The worst of all is that these reflections, so comprehensible to the
whole world, in nothing rectify the error, little or very little
stop the arm from continuing the work. Our government persist in
their disregard for the rights of national property, although they
spontaneously, or by force, are the most efficacious protectors of
that which the foreign flag covers. To disrespect the property or
the person of a Venezuelan requires but four bayonets, which are
never wanting to do the same with a Frenchman; for instance, there
must be an allowance made in the appropriation bill and a portion of
the public contributions set apart. This amen to foreign fraud is
propped up by that of the country to swell up into the proportions
of an elephant what is in reality microscopic.
It is not the intention or the aim to bear in mind, to remember when
it should be, that those two elements of demoralization combined
cost us perhaps half a hundred millions of pesos, paid and to be
paid in half a century of existence, and that in the conflicts, of
which they served as a mournful origin, our honor, like the
Englishman to whom in his case Sheridan referred, has run profusely
through all our pores.
The problem of peace at home, solved by the establishment and
maintenance of a government of laws in force and. zealously
respected by authorities and individuals, can only wrench us from
the abyss to which, following in the track of Mexico, we behold
ourselves to-day driven. But the best efforts and the most earnest
exhortations that could be employed in the presence of such a heap
of disasters appear, up to this hour, and for the object, impotent.

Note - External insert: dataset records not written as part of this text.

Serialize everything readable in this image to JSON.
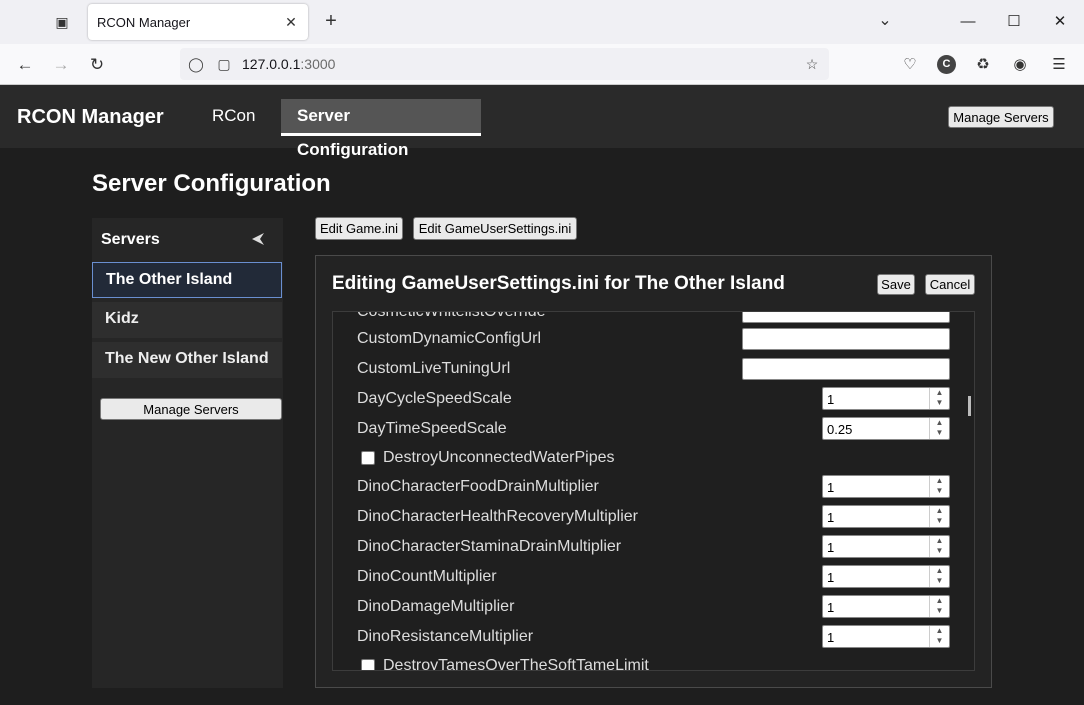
{
  "browser": {
    "tab_title": "RCON Manager",
    "url_host": "127.0.0.1",
    "url_port": ":3000",
    "profile_initial": "C"
  },
  "app": {
    "brand": "RCON Manager",
    "nav": [
      "RCon",
      "Server Configuration"
    ],
    "manage_servers_label": "Manage Servers"
  },
  "page": {
    "title": "Server Configuration",
    "edit_game_ini": "Edit Game.ini",
    "edit_gus_ini": "Edit GameUserSettings.ini"
  },
  "sidebar": {
    "heading": "Servers",
    "servers": [
      "The Other Island",
      "Kidz",
      "The New Other Island"
    ],
    "selected": "The Other Island",
    "manage_servers_label": "Manage Servers"
  },
  "editor": {
    "title": "Editing GameUserSettings.ini for The Other Island",
    "save": "Save",
    "cancel": "Cancel",
    "settings": [
      {
        "label": "CosmeticWhitelistOverride",
        "type": "text",
        "value": ""
      },
      {
        "label": "CustomDynamicConfigUrl",
        "type": "text",
        "value": ""
      },
      {
        "label": "CustomLiveTuningUrl",
        "type": "text",
        "value": ""
      },
      {
        "label": "DayCycleSpeedScale",
        "type": "number",
        "value": "1"
      },
      {
        "label": "DayTimeSpeedScale",
        "type": "number",
        "value": "0.25"
      },
      {
        "label": "DestroyUnconnectedWaterPipes",
        "type": "checkbox",
        "checked": false
      },
      {
        "label": "DinoCharacterFoodDrainMultiplier",
        "type": "number",
        "value": "1"
      },
      {
        "label": "DinoCharacterHealthRecoveryMultiplier",
        "type": "number",
        "value": "1"
      },
      {
        "label": "DinoCharacterStaminaDrainMultiplier",
        "type": "number",
        "value": "1"
      },
      {
        "label": "DinoCountMultiplier",
        "type": "number",
        "value": "1"
      },
      {
        "label": "DinoDamageMultiplier",
        "type": "number",
        "value": "1"
      },
      {
        "label": "DinoResistanceMultiplier",
        "type": "number",
        "value": "1"
      },
      {
        "label": "DestroyTamesOverTheSoftTameLimit",
        "type": "checkbox",
        "checked": false
      }
    ]
  }
}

Patriotism, which in this emergency docs not imply self-denial nor
duty, but legitimate personal convenience, lies entirely prostrate.
Scarcely is its vitality felt beating, or, at most, moves its lips
to stutter the delirious words of revolutionary fever.
What, then, is going to become of this country? what of the destinies
of this nationality, which its founders bequeathed so glorious to
it, at the price of their exemplary martyrdom?